Modelling of the ultrafast dynamics and surface plasmon properties of silicon upon irradiation with mid-IR femtosecond laser pulses

We present a theoretical investigation of the ultrafast processes and dynamics of the produced excited carriers upon irradiation of silicon with femtosecond pulsed lasers in the mid-infrared (mid-IR) spectral region. The evolution of the carrier density and thermal response of the electron-hole and lattice subsystems are analyzed for various wavelengths lambda(L) in the range between 2.2 and 3.3 mu m, where the influence of two- and three-photon absorption mechanisms is explored. The role of induced Kerr effect is highlighted and it manifests a more pronounced influence at smaller wavelengths in the mid-IR range.

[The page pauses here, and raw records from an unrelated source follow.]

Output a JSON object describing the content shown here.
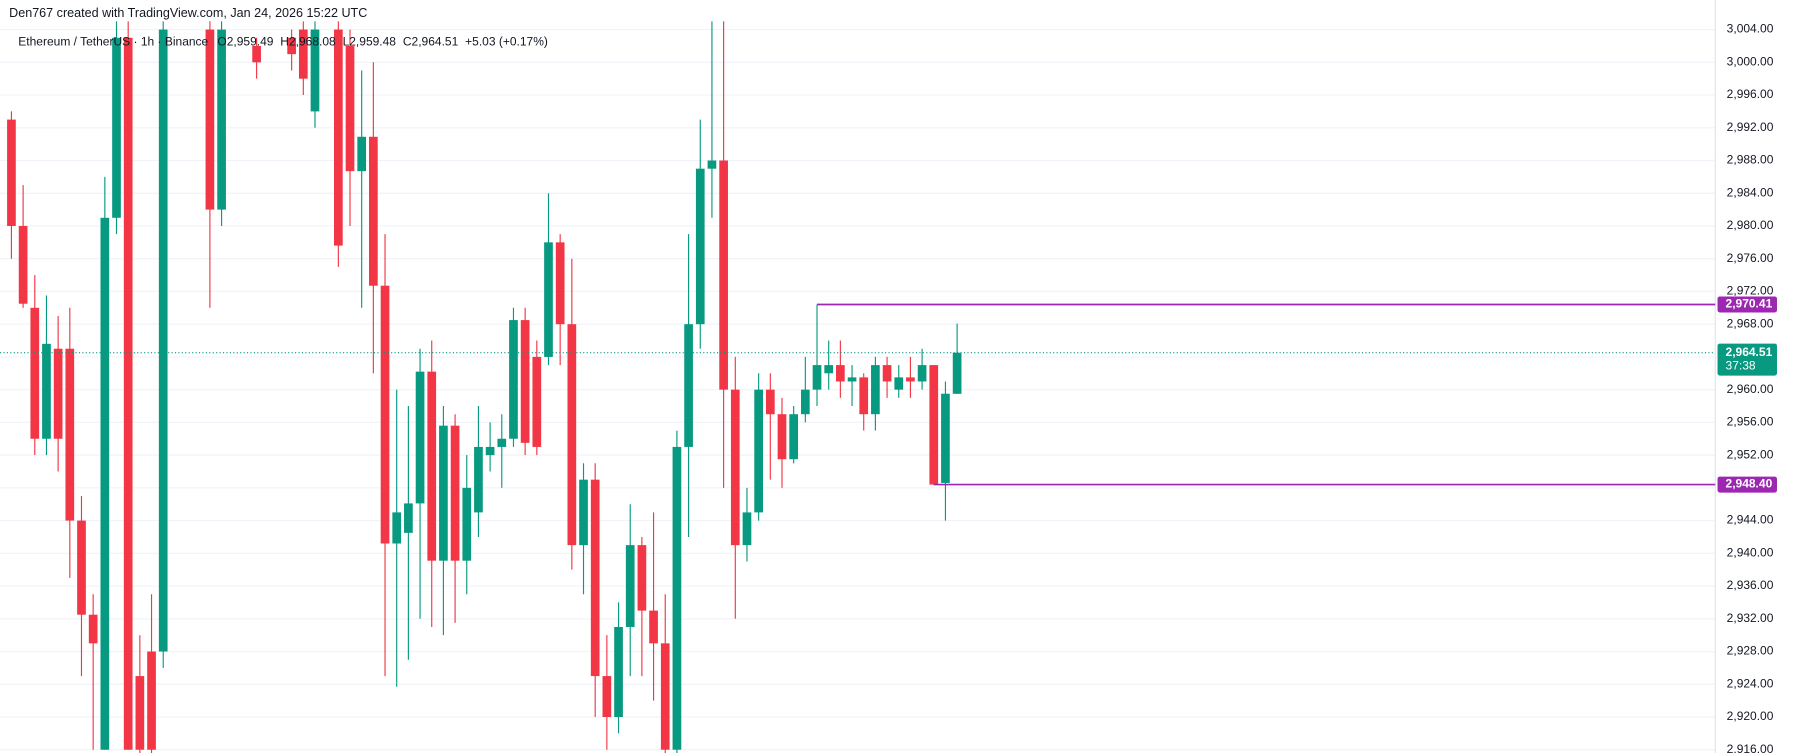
{
  "chart_data": {
    "type": "candlestick",
    "credit": "Den767 created with TradingView.com, Jan 24, 2026 15:22 UTC",
    "title": "Ethereum / TetherUS · 1h · Binance",
    "ohlc_text": {
      "open": "O2,959.49",
      "high": "H2,968.08",
      "low": "L2,959.48",
      "close": "C2,964.51",
      "change": "+5.03 (+0.17%)"
    },
    "up_color": "#089981",
    "down_color": "#f23645",
    "open": [
      2993,
      2980,
      2970,
      2954,
      2965,
      2965,
      2944,
      2932.5,
      2916,
      2981,
      3003,
      2925,
      2928,
      2928,
      null,
      null,
      null,
      3004,
      2982,
      null,
      null,
      3002,
      null,
      null,
      3003,
      3004,
      2994,
      null,
      3004,
      3002,
      2986.7,
      2990.9,
      2972.7,
      2941.2,
      2942.5,
      2946.1,
      2962.2,
      2939.1,
      2955.6,
      2939.1,
      2945,
      2952,
      2953,
      2954,
      2968.5,
      2964,
      2964,
      2978,
      2968,
      2941,
      2949,
      2925,
      2920,
      2931,
      2941,
      2933,
      2929,
      2916,
      2953,
      2968,
      2987,
      2988,
      2960,
      2941,
      2945,
      2960,
      2957,
      2951.5,
      2957,
      2960,
      2962,
      2963,
      2961,
      2961.5,
      2957,
      2963,
      2960,
      2961.5,
      2961,
      2963,
      2948.6,
      2959.49
    ],
    "high": [
      2994,
      2985,
      2974,
      2971.5,
      2969,
      2970,
      2947,
      2935,
      2986,
      3005,
      3005,
      2930,
      2935,
      3005,
      null,
      null,
      null,
      3005,
      3005,
      null,
      null,
      3003,
      null,
      null,
      3004,
      3005,
      3005,
      null,
      3005,
      3004,
      2999,
      3000,
      2979,
      2960,
      2958,
      2965,
      2966,
      2958,
      2957,
      2952,
      2958,
      2956,
      2957,
      2970,
      2970,
      2966,
      2984,
      2979,
      2976,
      2951,
      2951,
      2930,
      2934,
      2946,
      2942,
      2945,
      2935,
      2955,
      2979,
      2993,
      3005,
      3005,
      2964,
      2948,
      2962,
      2962,
      2959,
      2958,
      2964,
      2970.4,
      2966,
      2966,
      2963,
      2962,
      2964,
      2964,
      2963,
      2964,
      2965,
      2963,
      2961,
      2968.08
    ],
    "low": [
      2976,
      2970,
      2952,
      2952,
      2950,
      2937,
      2925,
      2916,
      2916,
      2979,
      2916,
      2914,
      2914,
      2926,
      null,
      null,
      null,
      2970,
      2980,
      null,
      null,
      2998,
      null,
      null,
      2999,
      2996,
      2992,
      null,
      2975,
      2980,
      2970,
      2962,
      2925,
      2923.7,
      2927,
      2932,
      2931,
      2930,
      2931.5,
      2935,
      2942,
      2950,
      2948,
      2953,
      2952,
      2952,
      2963,
      2963,
      2938,
      2935,
      2920,
      2916,
      2918,
      2925,
      2925,
      2922,
      2914,
      2915,
      2942,
      2965,
      2981,
      2948,
      2932,
      2939,
      2944,
      2949,
      2948,
      2951,
      2956,
      2958,
      2960,
      2959,
      2958,
      2955,
      2955,
      2959,
      2959,
      2959,
      2960,
      2948.4,
      2944,
      2959.48
    ],
    "close": [
      2980,
      2970.5,
      2954,
      2965.6,
      2954,
      2944,
      2932.5,
      2929,
      2981,
      3003,
      2916,
      2916,
      2916,
      3004,
      null,
      null,
      null,
      2982,
      3004,
      null,
      null,
      3000,
      null,
      null,
      3001,
      2998,
      3004,
      null,
      2977.6,
      2986.7,
      2990.9,
      2972.7,
      2941.2,
      2945,
      2946.1,
      2962.2,
      2939.1,
      2955.6,
      2939.1,
      2948,
      2953,
      2953,
      2954,
      2968.5,
      2953.5,
      2953,
      2978,
      2968,
      2941,
      2949,
      2925,
      2920,
      2931,
      2941,
      2933,
      2929,
      2916,
      2953,
      2968,
      2987,
      2988,
      2960,
      2941,
      2945,
      2960,
      2957,
      2951.5,
      2957,
      2960,
      2963,
      2963,
      2961,
      2961.5,
      2957,
      2963,
      2961,
      2961.5,
      2961,
      2963,
      2948.4,
      2959.5,
      2964.51
    ],
    "levels": [
      {
        "start": 69,
        "price": {
          "value": 2970.41,
          "label": "2,970.41"
        },
        "color": "#9c27b0"
      },
      {
        "start": 79,
        "price": {
          "value": 2948.4,
          "label": "2,948.40"
        },
        "color": "#9c27b0"
      }
    ],
    "last_price": {
      "value": 2964.51,
      "label": "2,964.51"
    },
    "countdown": "37:38",
    "ylim": [
      2915.6,
      3005.1
    ],
    "yticks": [
      {
        "value": 2916,
        "label": "2,916.00"
      },
      {
        "value": 2920,
        "label": "2,920.00"
      },
      {
        "value": 2924,
        "label": "2,924.00"
      },
      {
        "value": 2928,
        "label": "2,928.00"
      },
      {
        "value": 2932,
        "label": "2,932.00"
      },
      {
        "value": 2936,
        "label": "2,936.00"
      },
      {
        "value": 2940,
        "label": "2,940.00"
      },
      {
        "value": 2944,
        "label": "2,944.00"
      },
      {
        "value": 2948,
        "label": "2,948.00"
      },
      {
        "value": 2952,
        "label": "2,952.00"
      },
      {
        "value": 2956,
        "label": "2,956.00"
      },
      {
        "value": 2960,
        "label": "2,960.00"
      },
      {
        "value": 2964,
        "label": "2,964.00"
      },
      {
        "value": 2968,
        "label": "2,968.00"
      },
      {
        "value": 2972,
        "label": "2,972.00"
      },
      {
        "value": 2976,
        "label": "2,976.00"
      },
      {
        "value": 2980,
        "label": "2,980.00"
      },
      {
        "value": 2984,
        "label": "2,984.00"
      },
      {
        "value": 2988,
        "label": "2,988.00"
      },
      {
        "value": 2992,
        "label": "2,992.00"
      },
      {
        "value": 2996,
        "label": "2,996.00"
      },
      {
        "value": 3000,
        "label": "3,000.00"
      },
      {
        "value": 3004,
        "label": "3,004.00"
      }
    ],
    "grid": true
  }
}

Elaboration on the conditions that lead to surface plasmon (SP) excitation indicate the formation of weakly bound SP waves on the material surface. The lifetime of the excited SP is shown to rise upon increasing wavelength, yielding a larger one than that predicted for higher laser frequencies. The calculation of damage thresholds for various pulse durations tau(p), shows that they rise according to a power law (similar to tau(zeta(lambda L))(p)) where the increasing rate is determined by the exponent zeta(lambda(L)). Investigation of the multiphoton absorption rates and impact ionization contribution at different tau(p) manifests a lower damage for lambda(L) = 2.5 mu m compared to that for lambda(L) = 2.2 mu m for long tau(p).